Copyright (c) 2010 Peg Jackson
Virginia Polytechnic Institute and State University Virginia Tech
- The nature of the crisis.
On April 16, 2007 a deranged student shot and killed 32 students and faculty members on the Virginia Tech campus. The student, Seung Hui Cho, shot and killed two students in a dorm and then went on to a classroom building where he gunned down 30 students and faculty in one of the most horrific incidents in history. .
- The quality of the response.
The campus police and local law enforcement were hampered by communications issues and/or devices to signal an emergency on campus. The processes for alerting the campus and the media to an emergency were very protracted. The Virginia Tech campus police had the authority to send an emergency message; they did not have the technical means to do so. Only two people, the associate vice president for University Relations and the director of News and Information, had the codes to send a message. The police could not access the alerting system to send a message. The police had to contact the university leadership on the need and proposed content of a message Report of the Virginia Tech Review Panel, 2007.
- What were the results?
Following the massacre, the State of Virginia convened a blue-ribbon panel to investigate the incident. The panel determined that current federal and state privacy policies were hampering the ability to identify and treat troubled students. There were serious gaps uncovered in the university emergency preparedness and response Report of the Virginia Tech Review Panel, 2007.
- What were some of the underlying issues that triggered the crisis?
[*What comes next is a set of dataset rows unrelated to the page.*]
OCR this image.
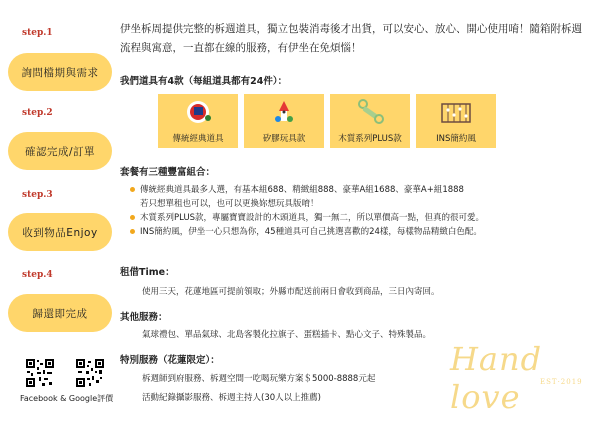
step.1
詢問檔期與需求
step.2
確認完成/訂單
step.3
收到物品Enjoy
step.4
歸還即完成
Facebook & Google評價

伊坐柝周提供完整的柝週道具，獨立包裝消毒後才出貨，可以安心、放心、開心使用唷！隨箱附柝週流程與寓意，一直都在線的服務，有伊坐在免煩惱！

我們道具有4款（每組道具都有24件）：

傳統經典道具	矽膠玩具款	木質系列PLUS款	INS簡約風

套餐有三種豐富組合：

傳統經典道具最多人選，有基本組688、精緻組888、豪華A組1688、豪華A+組1888
若只想單租也可以，也可以更換妳想玩具版唷！
木質系列PLUS款，專屬寶寶設計的木頭道具，獨一無二，所以單價高一點，但真的很可愛。
INS簡約風，伊坐一心只想為你，45種道具可自己挑選喜歡的24樣，每樣物品精緻白色配。

租借Time：

使用三天，花蓮地區可提前領取；外縣市配送前兩日會收到商品，三日內寄回。

其他服務：

氣球禮包、單品氣球、北島客製化拉旗子、蛋糕插卡、點心文子、特殊製品。

特別服務（花蓮限定）：

柝週師到府服務、柝週空間一吃喝玩樂方案＄5000-8888元起

活動紀錄攝影服務、柝週主持人(30人以上推薦)

Hand love	EST·2019
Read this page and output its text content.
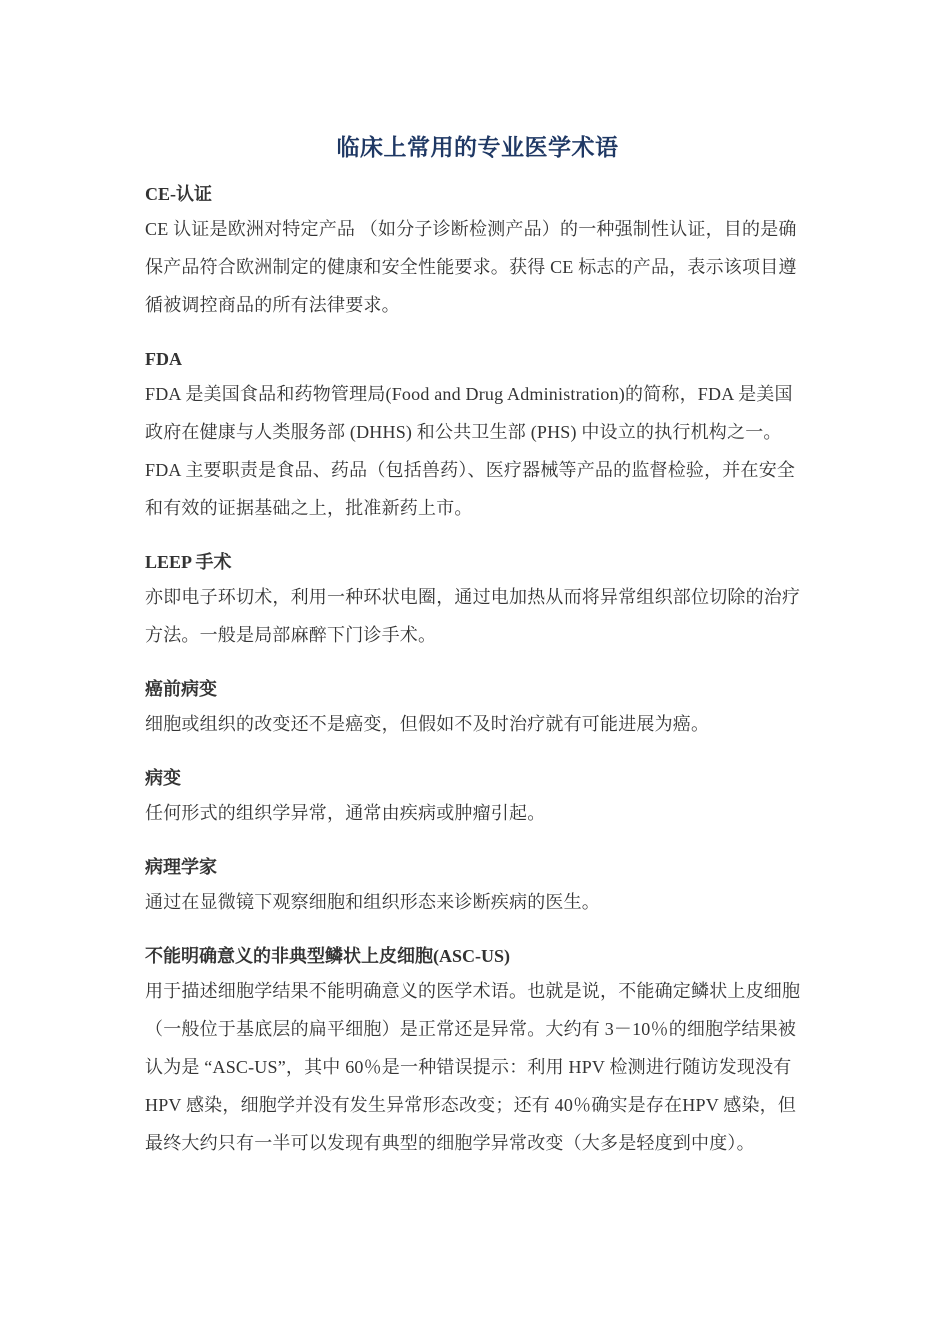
临床上常用的专业医学术语

CE-认证

CE 认证是欧洲对特定产品 （如分子诊断检测产品）的一种强制性认证，目的是确保产品符合欧洲制定的健康和安全性能要求。获得 CE 标志的产品，表示该项目遵循被调控商品的所有法律要求。

FDA

FDA 是美国食品和药物管理局(Food and Drug Administration)的简称，FDA 是美国政府在健康与人类服务部 (DHHS) 和公共卫生部 (PHS) 中设立的执行机构之一。FDA 主要职责是食品、药品（包括兽药）、医疗器械等产品的监督检验，并在安全和有效的证据基础之上，批准新药上市。

LEEP 手术

亦即电子环切术，利用一种环状电圈，通过电加热从而将异常组织部位切除的治疗方法。一般是局部麻醉下门诊手术。

癌前病变

细胞或组织的改变还不是癌变，但假如不及时治疗就有可能进展为癌。

病变

任何形式的组织学异常，通常由疾病或肿瘤引起。

病理学家

通过在显微镜下观察细胞和组织形态来诊断疾病的医生。

不能明确意义的非典型鳞状上皮细胞(ASC-US)

用于描述细胞学结果不能明确意义的医学术语。也就是说，不能确定鳞状上皮细胞（一般位于基底层的扁平细胞）是正常还是异常。大约有 3－10％的细胞学结果被认为是 “ASC-US”，其中 60％是一种错误提示：利用 HPV 检测进行随访发现没有 HPV 感染，细胞学并没有发生异常形态改变；还有 40％确实是存在HPV 感染，但最终大约只有一半可以发现有典型的细胞学异常改变（大多是轻度到中度）。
Issues that contributed to the crisis included the community and the university lack of assertive policies for dealing with troubled students. The gunman had been under court order to undergo psychiatric treatment, but no one checked to ensure that the student complied with the order Report of the Virginia Tech Review Panel, 2007.
The institution's organizational culture focused heavily on ensuring the privacy of students without taking into consideration the welfare of the overall student population. Several members of the faculty raised concerns about Cho's mental state, but their concerns were ignored by the administration.
The Panel found that the Virginia Tech Emergency Response Plan was deficient in these areas:
- The Plan was out of date - contained information that was not current.
- Did not include provisions or training to deal with a shooting scenario.
- Protocols for sending an emergency message in use on April 16 were cumbersome, untimely and problematic when a decision was needed as soon as possible.
- Police did not have the capability to send out an emergency message - had to await the deliberations of the Policy Group of which the police were not members. Policy group had to be convened to decide whether to send a message to the university and to structure its content.
- No security cameras were in place in the dorms or anywhere else on campus Report of the Virginia Tech Review Panel, 2007.
- What can your organization learn from this reputational crisis?
The massacre at Virginia Tech is a particularly horrendous example of workplace violence. No one at the university appeared to anticipate that an event like this could ever take place. No one in the student population, particularly Cho's roommates, appeared to be even aware of the stockpile of weapons he was storing in his room. Thirty-two people paid the ultimate price because a university administration chose to hide behind policies and regulations rather than take action to deal with a mentally ill student.
The institution did not have a means of alerting the entire campus to shelter in place, or to alert them via text messages or email or by putting a message on their computer screens. Based on the Review Panel's report the institution certainly did not ever engage in shelter-in-place exercises or even in exercises which would alert the entire campus to an emergency situation.
There are two important lessons to take away from this tragic example. The first is that workplace violence can and will happen. It does not need to make sense particularly if the perpetrator is mentally ill. Despite what appears to be an abundance of laws at the federal and state levels, mentally ill people still seem to be able to obtain weapons. The second lesson is that there is no substitute for a well-crafted crisis management plan that is practiced routinely and is understood by everyone in your organization.